Revision

Wie läuft das Verfahren der Revision ab?

Gibt es auch gegen das Urteil des Oberverwaltungsgerichts noch Rechtsmittel?

Gibt es auch gegen das Urteil des Oberverwaltungsgerichts noch Rechtsmittel?

Gegen Urteile des Oberverwaltungsgerichts steht den Beteiligten die Revision an das Bundesverwaltungsgericht zu, wenn sie vom Oberverwaltungsgericht im angegriffenen Urteil oder vom Bundesverwaltungsgericht auf Beschwerde zugelassen wird (§ 132 VwGO).

Die Revision darf allerdings nur dann zugelassen werden, wenn einer von den im Gesetz abschließend genannten drei Zulassungsgründen vorliegt (§ 132 Abs. 2 VwGO):

  • Grundsätzliche Bedeutung der Rechtssache,
  • Divergenz: Abweichung der Entscheidung von einer Entscheidung des Bundesverwaltungsgerichts, des gemeinsamen Senats der obersten Gerichtshöfe des Bundes oder des Bundesverfassungsgerichts,
  • Verfahrensfehler, der die Entscheidung möglicherweise beeinflusst hat.

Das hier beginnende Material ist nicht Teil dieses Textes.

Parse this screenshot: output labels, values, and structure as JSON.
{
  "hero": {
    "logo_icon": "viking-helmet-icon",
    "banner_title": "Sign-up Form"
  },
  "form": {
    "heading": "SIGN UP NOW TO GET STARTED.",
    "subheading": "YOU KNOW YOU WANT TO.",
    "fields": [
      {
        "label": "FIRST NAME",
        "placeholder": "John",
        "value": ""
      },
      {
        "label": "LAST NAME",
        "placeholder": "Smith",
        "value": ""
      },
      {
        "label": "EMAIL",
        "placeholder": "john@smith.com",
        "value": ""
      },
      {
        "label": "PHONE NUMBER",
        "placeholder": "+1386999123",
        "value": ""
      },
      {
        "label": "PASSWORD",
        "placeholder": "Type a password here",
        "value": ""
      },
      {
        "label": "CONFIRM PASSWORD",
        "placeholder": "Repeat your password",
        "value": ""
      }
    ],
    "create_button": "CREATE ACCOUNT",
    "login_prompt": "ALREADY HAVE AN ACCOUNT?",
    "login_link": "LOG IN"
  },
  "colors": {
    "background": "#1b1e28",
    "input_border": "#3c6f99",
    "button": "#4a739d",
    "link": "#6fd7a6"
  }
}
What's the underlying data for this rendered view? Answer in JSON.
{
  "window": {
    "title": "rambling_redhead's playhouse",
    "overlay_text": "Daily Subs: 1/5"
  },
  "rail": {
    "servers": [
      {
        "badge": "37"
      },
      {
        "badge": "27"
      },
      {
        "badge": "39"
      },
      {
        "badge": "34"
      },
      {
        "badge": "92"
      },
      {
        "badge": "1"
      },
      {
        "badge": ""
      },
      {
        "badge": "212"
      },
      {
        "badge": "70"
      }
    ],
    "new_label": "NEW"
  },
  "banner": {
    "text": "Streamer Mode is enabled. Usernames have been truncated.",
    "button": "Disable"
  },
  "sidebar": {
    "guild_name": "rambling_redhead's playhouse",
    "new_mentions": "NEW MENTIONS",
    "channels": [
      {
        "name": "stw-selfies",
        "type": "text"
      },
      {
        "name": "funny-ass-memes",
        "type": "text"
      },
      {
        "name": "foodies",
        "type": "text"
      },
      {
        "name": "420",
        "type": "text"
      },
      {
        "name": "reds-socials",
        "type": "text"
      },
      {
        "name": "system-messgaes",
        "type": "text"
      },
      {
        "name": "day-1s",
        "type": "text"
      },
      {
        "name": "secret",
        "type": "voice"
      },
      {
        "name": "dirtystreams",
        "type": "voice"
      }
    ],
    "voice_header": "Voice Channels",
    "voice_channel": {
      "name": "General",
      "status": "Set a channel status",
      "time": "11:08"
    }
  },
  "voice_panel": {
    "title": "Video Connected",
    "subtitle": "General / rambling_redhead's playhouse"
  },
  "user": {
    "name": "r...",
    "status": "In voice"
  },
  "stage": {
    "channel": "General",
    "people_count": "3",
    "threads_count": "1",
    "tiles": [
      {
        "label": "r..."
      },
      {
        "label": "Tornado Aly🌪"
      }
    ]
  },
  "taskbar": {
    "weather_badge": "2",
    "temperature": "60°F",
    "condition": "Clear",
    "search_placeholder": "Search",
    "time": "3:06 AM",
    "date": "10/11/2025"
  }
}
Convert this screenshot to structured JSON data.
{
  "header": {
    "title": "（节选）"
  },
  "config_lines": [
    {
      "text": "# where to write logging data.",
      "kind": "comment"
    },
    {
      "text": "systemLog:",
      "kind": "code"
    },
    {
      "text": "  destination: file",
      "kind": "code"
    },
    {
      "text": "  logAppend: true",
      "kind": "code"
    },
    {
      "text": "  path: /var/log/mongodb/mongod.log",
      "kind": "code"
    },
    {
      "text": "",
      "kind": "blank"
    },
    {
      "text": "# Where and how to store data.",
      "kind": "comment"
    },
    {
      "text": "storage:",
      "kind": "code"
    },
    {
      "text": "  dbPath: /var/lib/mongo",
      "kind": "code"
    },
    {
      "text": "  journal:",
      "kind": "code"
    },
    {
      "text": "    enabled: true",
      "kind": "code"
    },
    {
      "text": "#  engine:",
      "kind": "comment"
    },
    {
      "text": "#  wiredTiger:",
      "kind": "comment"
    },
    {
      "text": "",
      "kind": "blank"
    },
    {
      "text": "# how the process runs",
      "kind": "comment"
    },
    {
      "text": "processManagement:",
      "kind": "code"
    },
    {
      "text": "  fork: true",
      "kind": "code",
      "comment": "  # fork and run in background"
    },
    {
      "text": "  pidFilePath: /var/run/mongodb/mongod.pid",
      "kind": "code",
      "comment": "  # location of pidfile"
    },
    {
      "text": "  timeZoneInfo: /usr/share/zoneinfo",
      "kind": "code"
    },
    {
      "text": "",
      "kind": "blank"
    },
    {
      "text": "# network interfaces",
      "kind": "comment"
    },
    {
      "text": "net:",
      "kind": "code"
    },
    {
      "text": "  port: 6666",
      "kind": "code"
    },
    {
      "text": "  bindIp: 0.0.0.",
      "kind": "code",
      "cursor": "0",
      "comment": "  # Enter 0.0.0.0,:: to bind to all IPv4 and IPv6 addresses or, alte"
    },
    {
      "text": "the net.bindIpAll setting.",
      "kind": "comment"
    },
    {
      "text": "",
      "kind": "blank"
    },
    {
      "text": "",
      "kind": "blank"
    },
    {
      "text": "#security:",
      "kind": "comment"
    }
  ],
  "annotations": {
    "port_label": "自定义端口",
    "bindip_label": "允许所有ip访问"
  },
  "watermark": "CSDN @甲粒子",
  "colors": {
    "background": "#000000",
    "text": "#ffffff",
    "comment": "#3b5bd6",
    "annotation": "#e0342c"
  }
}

Das Oberverwaltungsgericht muss in seinem Urteil auf jeden Fall über die Zulassung der Revision entscheiden: Entweder lässt es die Revision aus einem der oben genannten Gründe zu - hieran ist das Bundesverwaltungsgericht gebunden - oder es lässt die Revision nicht zu. In diesem Fall kann die Nichtzulassung der Revision mit der Beschwerde angefochten werden (§ 133 VwGO).

Vor dem Oberverwaltungsgericht und vor dem Bundesverwaltungsgericht herrscht Anwaltszwang. (§ 67 VwGO)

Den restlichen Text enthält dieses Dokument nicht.